The Samuel Beckett Bridge links the northside and southside of the city over the River Liffey in the Dublin Docklands.
Construction commenced in May 2007 and the bridge opened to traffic on the 11th December 2009.
Designed by Santiago Calatrava
The bridge has been designed by the internationally acclaimed architect Dr. Santiago Calatrava Valls, who also designed the James Joyce Bridge. He has created a landmark structure with a curved profile leaning northwards. This dramatic shape gives the appearance of a harp lying on it’s side.
The bridge is being constructed by Graham Hollandia Joint Venture. Graham Construction have carried out a number of major projects including Taney Bridge in Dundrum. Hollandia have completed many high profile works such as the London Eye.
The bridge will have four traffic lanes, with cycle tracks and footpaths on either side. It will also be capable of opening through an angle of 90 degrees allowing ships to pass through. This will be achieved through a rotational mechanism housed in the base of the pylon.
The bridge is a cable-stayed, steel box girder structure with a span of 120 metres between north and south quay walls. An asymmetric shape will be provided through the positioning of the pylon outside the navigation channel at a point approximately 28 metres from the south quay.

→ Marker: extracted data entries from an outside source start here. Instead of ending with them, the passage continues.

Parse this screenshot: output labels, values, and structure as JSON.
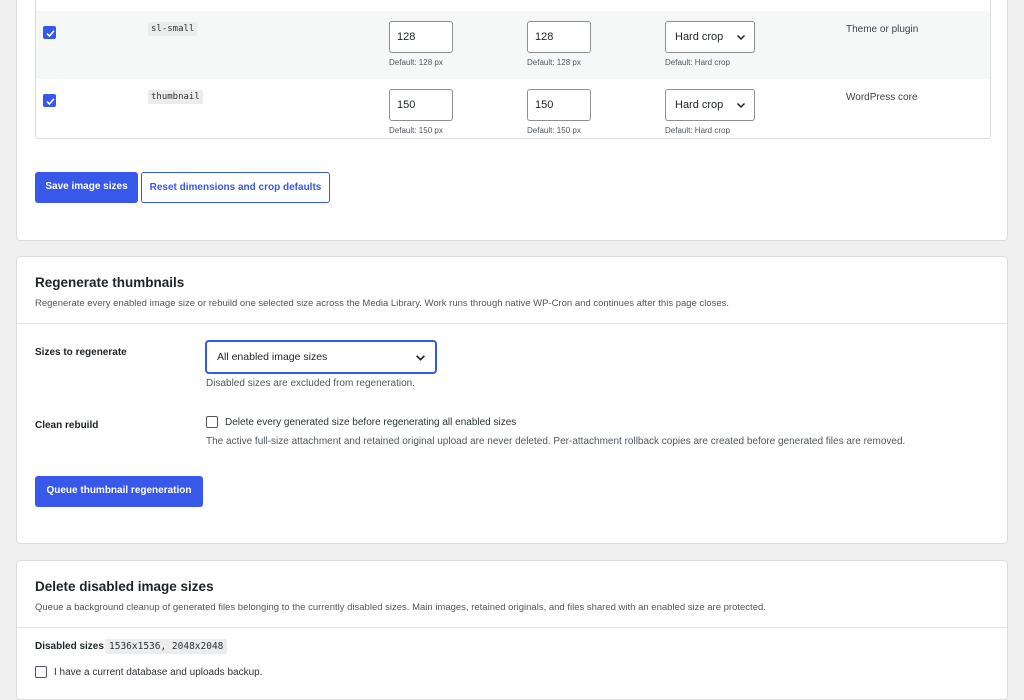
{
  "image_sizes": {
    "rows": [
      {
        "name": "sl-small",
        "checked": true,
        "width": "128",
        "height": "128",
        "crop": "Hard crop",
        "default_width": "Default: 128 px",
        "default_height": "Default: 128 px",
        "default_crop": "Default: Hard crop",
        "source": "Theme or plugin"
      },
      {
        "name": "thumbnail",
        "checked": true,
        "width": "150",
        "height": "150",
        "crop": "Hard crop",
        "default_width": "Default: 150 px",
        "default_height": "Default: 150 px",
        "default_crop": "Default: Hard crop",
        "source": "WordPress core"
      }
    ],
    "save_label": "Save image sizes",
    "reset_label": "Reset dimensions and crop defaults"
  },
  "regenerate": {
    "title": "Regenerate thumbnails",
    "description": "Regenerate every enabled image size or rebuild one selected size across the Media Library. Work runs through native WP-Cron and continues after this page closes.",
    "sizes_label": "Sizes to regenerate",
    "sizes_selected": "All enabled image sizes",
    "sizes_help": "Disabled sizes are excluded from regeneration.",
    "clean_label": "Clean rebuild",
    "clean_checkbox_label": "Delete every generated size before regenerating all enabled sizes",
    "clean_help": "The active full-size attachment and retained original upload are never deleted. Per-attachment rollback copies are created before generated files are removed.",
    "queue_label": "Queue thumbnail regeneration"
  },
  "delete_disabled": {
    "title": "Delete disabled image sizes",
    "description": "Queue a background cleanup of generated files belonging to the currently disabled sizes. Main images, retained originals, and files shared with an enabled size are protected.",
    "disabled_label": "Disabled sizes:",
    "disabled_values": "1536x1536, 2048x2048",
    "backup_label": "I have a current database and uploads backup."
  },
  "colors": {
    "accent": "#3858e9",
    "background": "#f0f0f1",
    "card": "#ffffff",
    "border": "#dcdcde"
  },
  "icons": {
    "checkbox": "checkmark-icon",
    "dropdown": "chevron-down-icon"
  }
}
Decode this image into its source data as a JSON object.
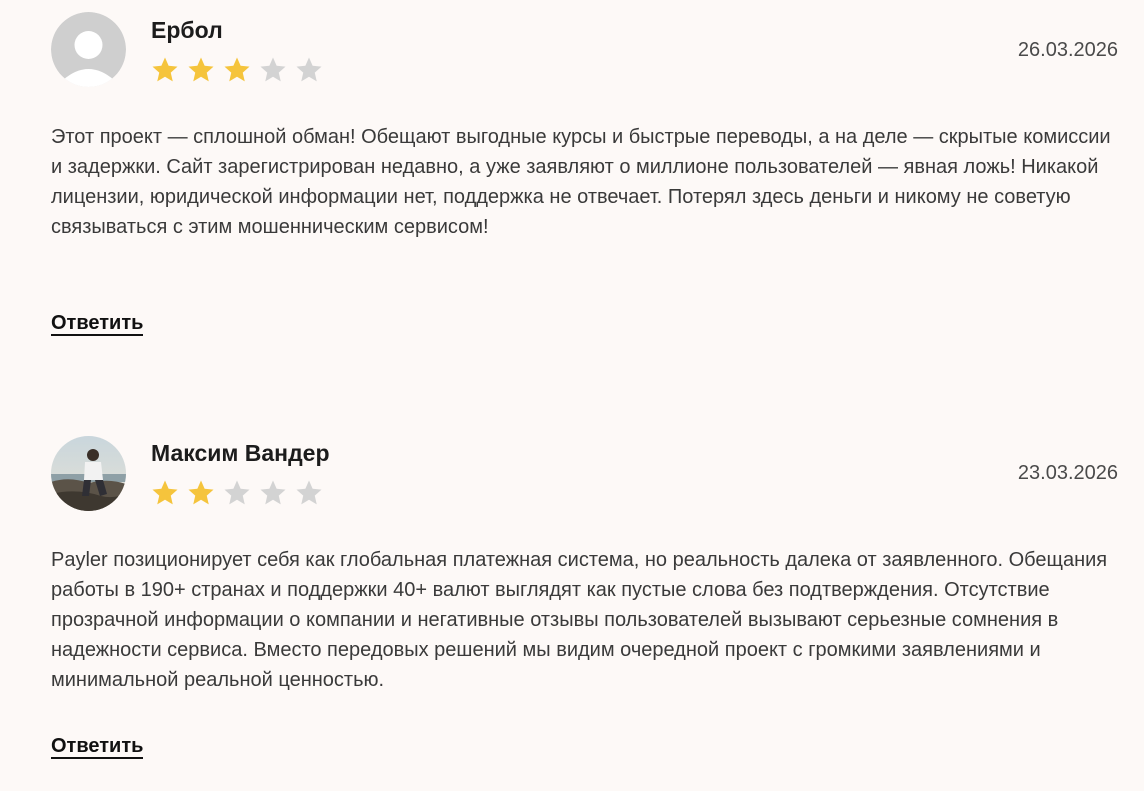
{
  "colors": {
    "background": "#fdf9f7",
    "star_filled": "#f5c43c",
    "star_empty": "#d3d3d3",
    "text": "#3a3a3a",
    "author": "#1c1c1c"
  },
  "reviews": [
    {
      "author": "Ербол",
      "date": "26.03.2026",
      "rating": 3,
      "rating_max": 5,
      "avatar": "default-user-avatar-icon",
      "text": "Этот проект — сплошной обман! Обещают выгодные курсы и быстрые переводы, а на деле — скрытые комиссии и задержки. Сайт зарегистрирован недавно, а уже заявляют о миллионе пользователей — явная ложь! Никакой лицензии, юридической информации нет, поддержка не отвечает. Потерял здесь деньги и никому не советую связываться с этим мошенническим сервисом!",
      "reply_label": "Ответить"
    },
    {
      "author": "Максим Вандер",
      "date": "23.03.2026",
      "rating": 2,
      "rating_max": 5,
      "avatar": "user-photo-avatar",
      "text": "Payler позиционирует себя как глобальная платежная система, но реальность далека от заявленного. Обещания работы в 190+ странах и поддержки 40+ валют выглядят как пустые слова без подтверждения. Отсутствие прозрачной информации о компании и негативные отзывы пользователей вызывают серьезные сомнения в надежности сервиса. Вместо передовых решений мы видим очередной проект с громкими заявлениями и минимальной реальной ценностью.",
      "reply_label": "Ответить"
    }
  ]
}
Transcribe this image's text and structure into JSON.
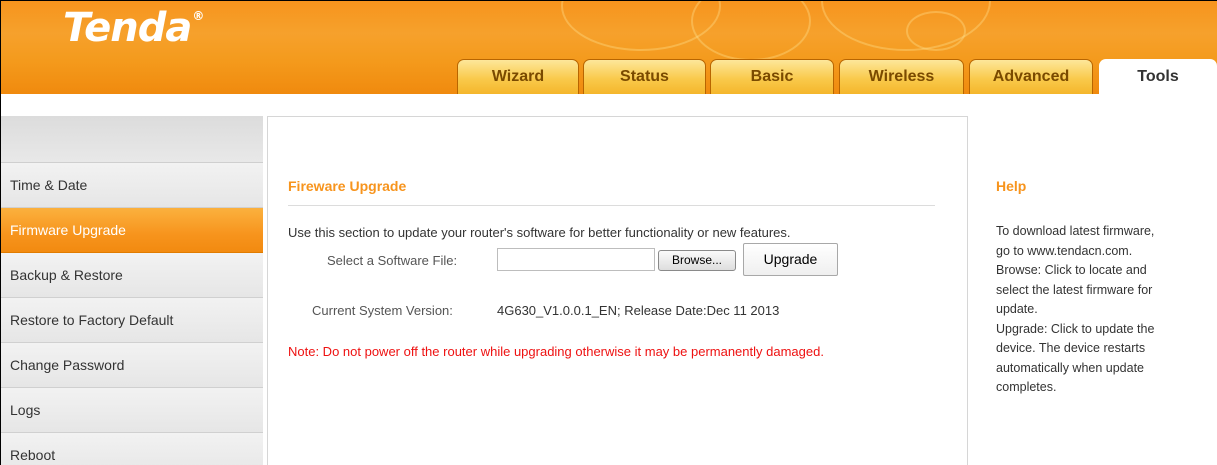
{
  "brand": {
    "logo_text": "Tenda",
    "logo_mark": "®"
  },
  "colors": {
    "accent": "#f7941d",
    "note_red": "#ee1111",
    "tab_text": "#7a4a00"
  },
  "tabs": [
    {
      "label": "Wizard"
    },
    {
      "label": "Status"
    },
    {
      "label": "Basic"
    },
    {
      "label": "Wireless"
    },
    {
      "label": "Advanced"
    },
    {
      "label": "Tools",
      "active": true
    }
  ],
  "sidebar": {
    "items": [
      {
        "label": "Time & Date"
      },
      {
        "label": "Firmware Upgrade",
        "active": true
      },
      {
        "label": "Backup & Restore"
      },
      {
        "label": "Restore to Factory Default"
      },
      {
        "label": "Change Password"
      },
      {
        "label": "Logs"
      },
      {
        "label": "Reboot"
      }
    ]
  },
  "main": {
    "title": "Fireware Upgrade",
    "description": "Use this section to update your router's software for better functionality or new features.",
    "file_label": "Select a Software File:",
    "file_value": "",
    "browse_label": "Browse...",
    "upgrade_label": "Upgrade",
    "version_label": "Current System Version:",
    "version_value": "4G630_V1.0.0.1_EN; Release Date:Dec 11 2013",
    "note": "Note: Do not power off the router while upgrading otherwise it may be permanently damaged."
  },
  "help": {
    "title": "Help",
    "lines": [
      "To download latest firmware,",
      "go to www.tendacn.com.",
      "Browse: Click to locate and",
      "select the latest firmware for",
      "update.",
      "Upgrade: Click to update the",
      "device. The device restarts",
      "automatically when update",
      "completes."
    ]
  }
}
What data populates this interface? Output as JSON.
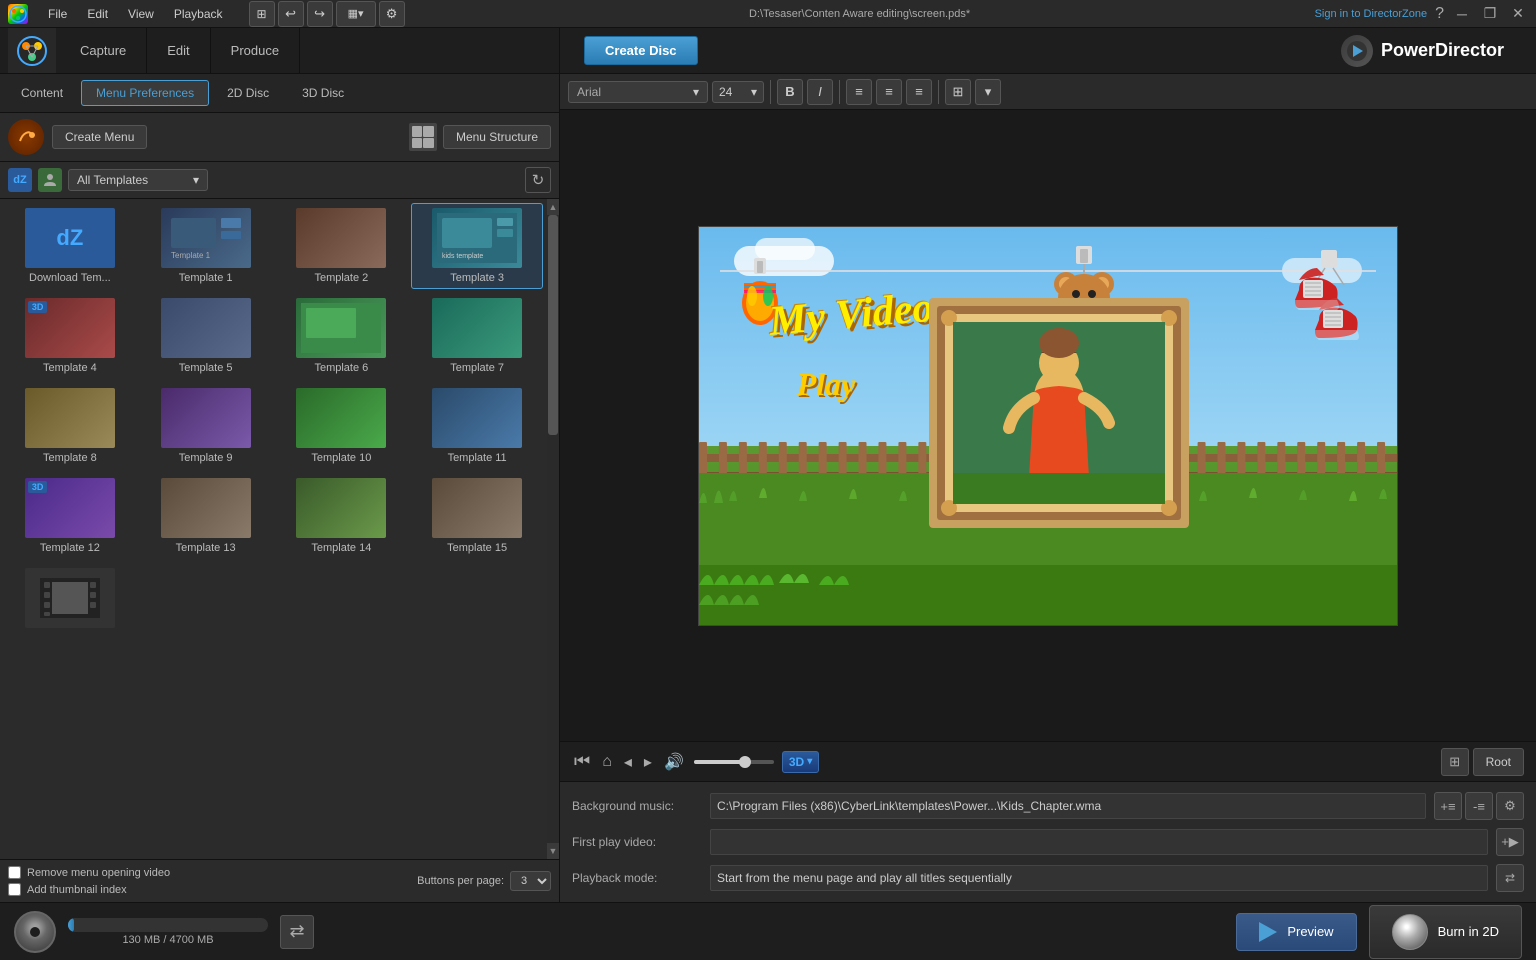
{
  "app": {
    "title": "PowerDirector",
    "file_path": "D:\\Tesaser\\Conten Aware editing\\screen.pds*",
    "sign_in": "Sign in to DirectorZone"
  },
  "titlebar": {
    "menu_items": [
      "File",
      "Edit",
      "View",
      "Playback"
    ],
    "minimize": "─",
    "restore": "❐",
    "close": "✕"
  },
  "header": {
    "capture": "Capture",
    "edit": "Edit",
    "produce": "Produce",
    "create_disc": "Create Disc"
  },
  "subtabs": {
    "content": "Content",
    "menu_preferences": "Menu Preferences",
    "disc_2d": "2D Disc",
    "disc_3d": "3D Disc"
  },
  "menu_row": {
    "create_menu": "Create Menu",
    "menu_structure": "Menu Structure"
  },
  "filter": {
    "all_templates": "All Templates"
  },
  "templates": [
    {
      "id": "download",
      "label": "Download Tem..."
    },
    {
      "id": "1",
      "label": "Template 1"
    },
    {
      "id": "2",
      "label": "Template 2"
    },
    {
      "id": "3",
      "label": "Template 3"
    },
    {
      "id": "4",
      "label": "Template 4"
    },
    {
      "id": "5",
      "label": "Template 5"
    },
    {
      "id": "6",
      "label": "Template 6"
    },
    {
      "id": "7",
      "label": "Template 7"
    },
    {
      "id": "8",
      "label": "Template 8"
    },
    {
      "id": "9",
      "label": "Template 9"
    },
    {
      "id": "10",
      "label": "Template 10"
    },
    {
      "id": "11",
      "label": "Template 11"
    },
    {
      "id": "12",
      "label": "Template 12"
    },
    {
      "id": "13",
      "label": "Template 13"
    },
    {
      "id": "14",
      "label": "Template 14"
    },
    {
      "id": "15",
      "label": "Template 15"
    },
    {
      "id": "extra",
      "label": ""
    }
  ],
  "preview": {
    "title_text": "My Videos",
    "play_text": "Play"
  },
  "playback": {
    "volume_label": "🔊",
    "badge_3d": "3D",
    "root": "Root"
  },
  "info": {
    "background_music_label": "Background music:",
    "background_music_value": "C:\\Program Files (x86)\\CyberLink\\templates\\Power...\\Kids_Chapter.wma",
    "first_play_label": "First play video:",
    "first_play_value": "",
    "playback_mode_label": "Playback mode:",
    "playback_mode_value": "Start from the menu page and play all titles sequentially"
  },
  "bottom": {
    "remove_menu_video": "Remove menu opening video",
    "add_thumbnail": "Add thumbnail index",
    "buttons_per_page_label": "Buttons per page:",
    "buttons_per_page_value": "3",
    "progress": "130 MB / 4700 MB",
    "preview_btn": "Preview",
    "burn_btn": "Burn in 2D"
  }
}
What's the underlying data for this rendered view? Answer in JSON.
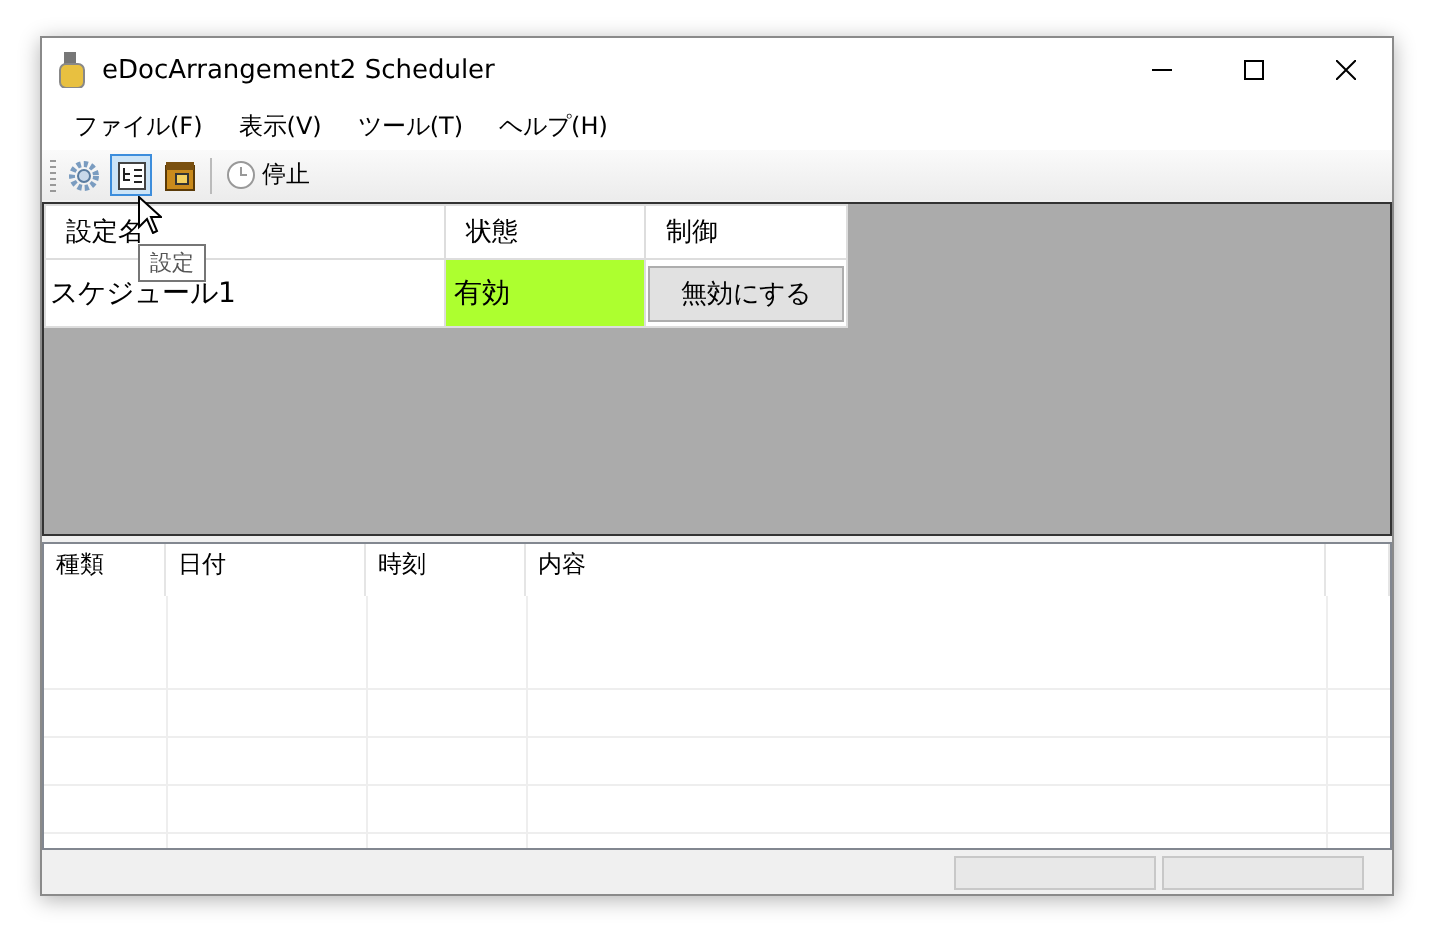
{
  "window": {
    "title": "eDocArrangement2 Scheduler"
  },
  "menu": [
    "ファイル(F)",
    "表示(V)",
    "ツール(T)",
    "ヘルプ(H)"
  ],
  "toolbar": [
    {
      "kind": "gear",
      "selected": false
    },
    {
      "kind": "list",
      "selected": true
    },
    {
      "kind": "box",
      "selected": false
    },
    {
      "kind": "separator"
    },
    {
      "kind": "clock",
      "label": "停止",
      "selected": false
    }
  ],
  "tooltip": "設定",
  "schedules": {
    "columns": [
      "設定名",
      "状態",
      "制御"
    ],
    "rows": [
      {
        "name": "スケジュール1",
        "status": "有効",
        "enabled": true,
        "action": "無効にする"
      }
    ]
  },
  "log": {
    "columns": [
      "種類",
      "日付",
      "時刻",
      "内容"
    ]
  }
}
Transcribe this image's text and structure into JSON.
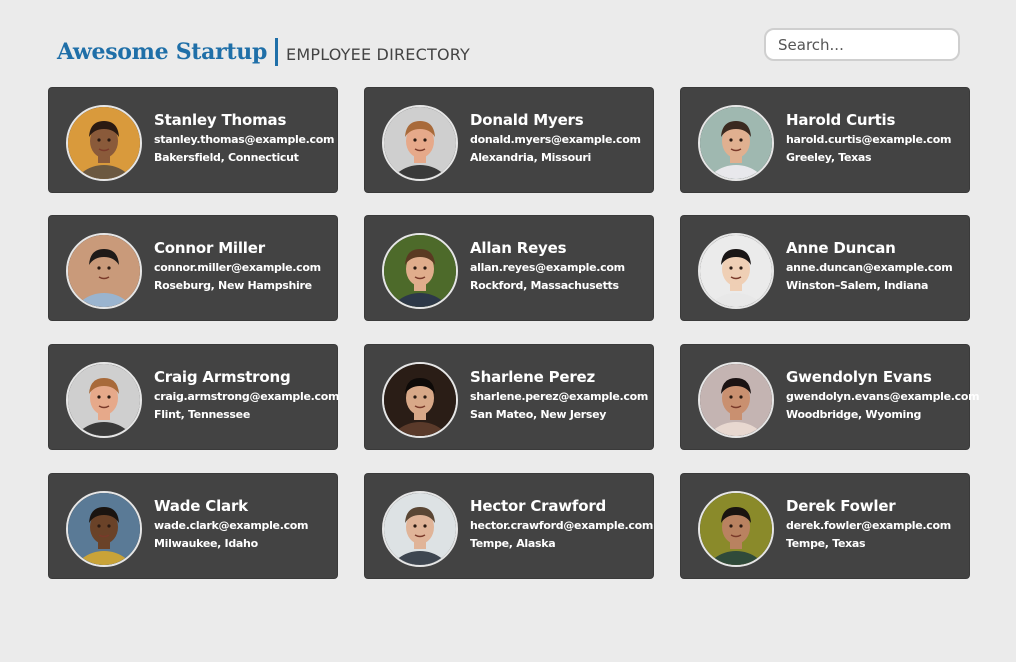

The central axis of the bridge is aligned with Guild Street on the northern side of the River Liffey and ot will cross the river at right angles to connect with Sir John Rogerson's Quay at a location approximately 70 metres west of Cardiff Lane.
The total cost of the project is estimated at €59.95 million, which will also include a major upgrade of the approach roads.
The project is being funded by the Department of the Environment, Heritage and Local Government, the Dublin Docklands Development Authority and Dublin City Council.